Listeners got to "see" it all on the radio

If radio is the “theater of the mind” as its millions of proponents suggest, then picture this: building a custom-made home entertainment center with HD video and audio as its focal points and no wires to be found anywhere — and doing it all on the radio.

The “In the House” radio show, a decade-old program aired on WFLA-AM in Orlando, Fla., first got some potential listeners’ attention by demolishing an existing two bedroom cottage and vowing to build a replacement house in its place. And a big part of the project was a “mandate” that the new main entertainment center was to be located in the living room, hard-wired for 5.1 surround sound, with an eye-level, wall-mounted, large flat-panel HD panel — using no visible wiring or cabling for power, audio and video.

Also, the garage was to be hard-wired for a wall-mounted TV to allow dual-viewing of HD in both the living room and garage, according to Gefen, which makes HD cables and splitters and made these and others its HD-centric products available to the show.
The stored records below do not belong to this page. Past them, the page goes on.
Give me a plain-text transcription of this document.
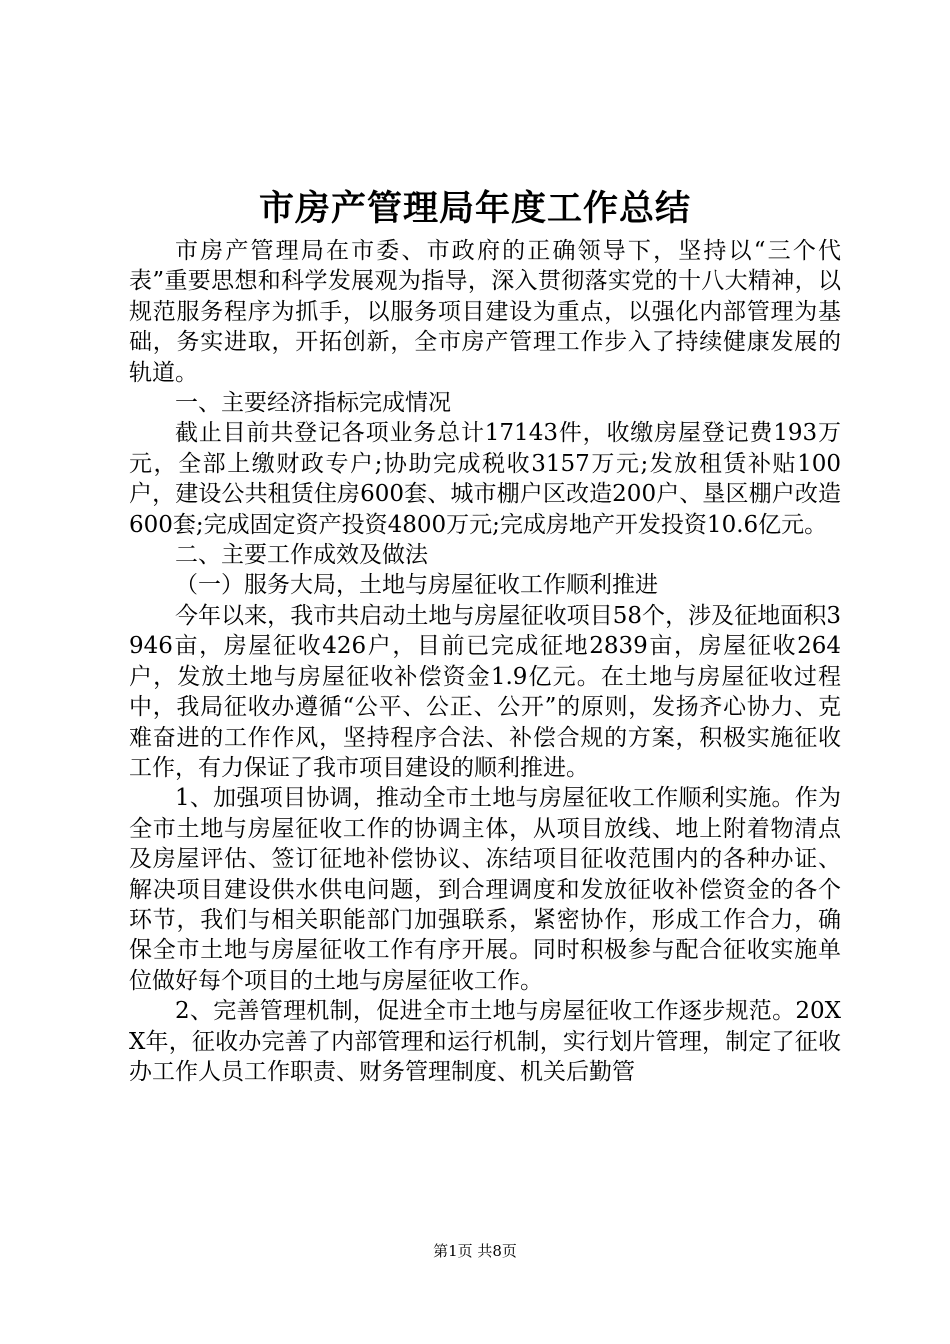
市房产管理局年度工作总结

市房产管理局在市委、市政府的正确领导下，坚持以“三个代表”重要思想和科学发展观为指导，深入贯彻落实党的十八大精神，以规范服务程序为抓手，以服务项目建设为重点，以强化内部管理为基础，务实进取，开拓创新，全市房产管理工作步入了持续健康发展的轨道。

一、主要经济指标完成情况

截止目前共登记各项业务总计17143件，收缴房屋登记费193万元，全部上缴财政专户;协助完成税收3157万元;发放租赁补贴100户，建设公共租赁住房600套、城市棚户区改造200户、垦区棚户改造600套;完成固定资产投资4800万元;完成房地产开发投资10.6亿元。

二、主要工作成效及做法

（一）服务大局，土地与房屋征收工作顺利推进

今年以来，我市共启动土地与房屋征收项目58个，涉及征地面积3946亩，房屋征收426户，目前已完成征地2839亩，房屋征收264户，发放土地与房屋征收补偿资金1.9亿元。在土地与房屋征收过程中，我局征收办遵循“公平、公正、公开”的原则，发扬齐心协力、克难奋进的工作作风，坚持程序合法、补偿合规的方案，积极实施征收工作，有力保证了我市项目建设的顺利推进。

1、加强项目协调，推动全市土地与房屋征收工作顺利实施。作为全市土地与房屋征收工作的协调主体，从项目放线、地上附着物清点及房屋评估、签订征地补偿协议、冻结项目征收范围内的各种办证、解决项目建设供水供电问题，到合理调度和发放征收补偿资金的各个环节，我们与相关职能部门加强联系，紧密协作，形成工作合力，确保全市土地与房屋征收工作有序开展。同时积极参与配合征收实施单位做好每个项目的土地与房屋征收工作。

2、完善管理机制，促进全市土地与房屋征收工作逐步规范。20XX年，征收办完善了内部管理和运行机制，实行划片管理，制定了征收办工作人员工作职责、财务管理制度、机关后勤管

第1页 共8页
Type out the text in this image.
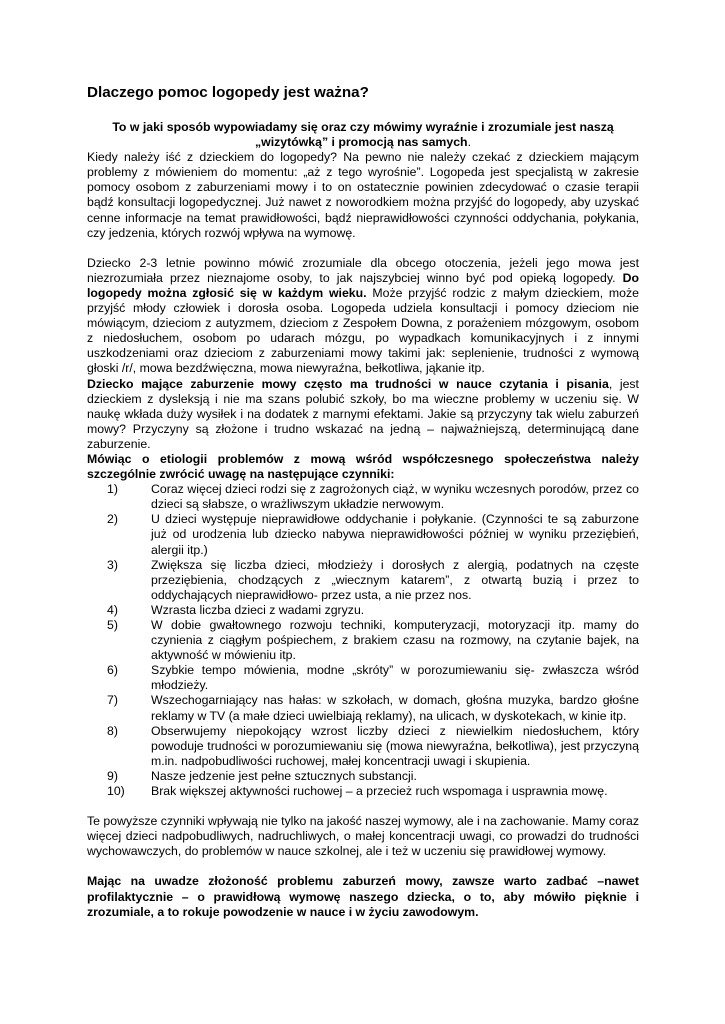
Dlaczego pomoc logopedy jest ważna?

To w jaki sposób wypowiadamy się oraz czy mówimy wyraźnie i zrozumiale jest naszą
„wizytówką” i promocją nas samych.

Kiedy należy iść z dzieckiem do logopedy? Na pewno nie należy czekać z dzieckiem mającym problemy z mówieniem do momentu: „aż z tego wyrośnie”. Logopeda jest specjalistą w zakresie pomocy osobom z zaburzeniami mowy i to on ostatecznie powinien zdecydować o czasie terapii bądź konsultacji logopedycznej. Już nawet z noworodkiem można przyjść do logopedy, aby uzyskać cenne informacje na temat prawidłowości, bądź nieprawidłowości czynności oddychania, połykania, czy jedzenia, których rozwój wpływa na wymowę.

Dziecko 2-3 letnie powinno mówić zrozumiale dla obcego otoczenia, jeżeli jego mowa jest niezrozumiała przez nieznajome osoby, to jak najszybciej winno być pod opieką logopedy. Do logopedy można zgłosić się w każdym wieku. Może przyjść rodzic z małym dzieckiem, może przyjść młody człowiek i dorosła osoba. Logopeda udziela konsultacji i pomocy dzieciom nie mówiącym, dzieciom z autyzmem, dzieciom z Zespołem Downa, z porażeniem mózgowym, osobom z niedosłuchem, osobom po udarach mózgu, po wypadkach komunikacyjnych i z innymi uszkodzeniami oraz dzieciom z zaburzeniami mowy takimi jak: seplenienie, trudności z wymową głoski /r/, mowa bezdźwięczna, mowa niewyraźna, bełkotliwa, jąkanie itp.

Dziecko mające zaburzenie mowy często ma trudności w nauce czytania i pisania, jest dzieckiem z dysleksją i nie ma szans polubić szkoły, bo ma wieczne problemy w uczeniu się. W naukę wkłada duży wysiłek i na dodatek z marnymi efektami. Jakie są przyczyny tak wielu zaburzeń mowy? Przyczyny są złożone i trudno wskazać na jedną – najważniejszą, determinującą dane zaburzenie.

Mówiąc o etiologii problemów z mową wśród współczesnego społeczeństwa należy szczególnie zwrócić uwagę na następujące czynniki:

1)	Coraz więcej dzieci rodzi się z zagrożonych ciąż, w wyniku wczesnych porodów, przez co dzieci są słabsze, o wrażliwszym układzie nerwowym.
2)	U dzieci występuje nieprawidłowe oddychanie i połykanie. (Czynności te są zaburzone już od urodzenia lub dziecko nabywa nieprawidłowości później w wyniku przeziębień, alergii itp.)
3)	Zwiększa się liczba dzieci, młodzieży i dorosłych z alergią, podatnych na częste przeziębienia, chodzących z „wiecznym katarem”, z otwartą buzią i przez to oddychających nieprawidłowo- przez usta, a nie przez nos.
4)	Wzrasta liczba dzieci z wadami zgryzu.
5)	W dobie gwałtownego rozwoju techniki, komputeryzacji, motoryzacji itp. mamy do czynienia z ciągłym pośpiechem, z brakiem czasu na rozmowy, na czytanie bajek, na aktywność w mówieniu itp.
6)	Szybkie tempo mówienia, modne „skróty” w porozumiewaniu się- zwłaszcza wśród młodzieży.
7)	Wszechogarniający nas hałas: w szkołach, w domach, głośna muzyka, bardzo głośne reklamy w TV (a małe dzieci uwielbiają reklamy), na ulicach, w dyskotekach, w kinie itp.
8)	Obserwujemy niepokojący wzrost liczby dzieci z niewielkim niedosłuchem, który powoduje trudności w porozumiewaniu się (mowa niewyraźna, bełkotliwa), jest przyczyną m.in. nadpobudliwości ruchowej, małej koncentracji uwagi i skupienia.
9)	Nasze jedzenie jest pełne sztucznych substancji.
10)	Brak większej aktywności ruchowej – a przecież ruch wspomaga i usprawnia mowę.

Te powyższe czynniki wpływają nie tylko na jakość naszej wymowy, ale i na zachowanie. Mamy coraz więcej dzieci nadpobudliwych, nadruchliwych, o małej koncentracji uwagi, co prowadzi do trudności wychowawczych, do problemów w nauce szkolnej, ale i też w uczeniu się prawidłowej wymowy.

Mając na uwadze złożoność problemu zaburzeń mowy, zawsze warto zadbać –nawet profilaktycznie – o prawidłową wymowę naszego dziecka, o to, aby mówiło pięknie i zrozumiale, a to rokuje powodzenie w nauce i w życiu zawodowym.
Following installation of a new audio/video system during the radio coverage, a main goal was to avoid post-installation drilling or cutting into the finished drywall to run cables. So the radio co-hosts synchronized the garage’s A/V system to the living room in order to keep costs down — thus allowing the option of viewing the same HD content in the garage and living room without using two cable boxes. This shared viewing was enabled (not surprisingly) by a Gefen 1:2 Splitter for HDMI v1.3. (Two long Gefen HDMI cables were hard-wired into the walls for HD connectivity.)

After the in-wall wiring was complete, the drywall was mounted and the audio/video installation was completed. And listeners got to “see” it all on the radio.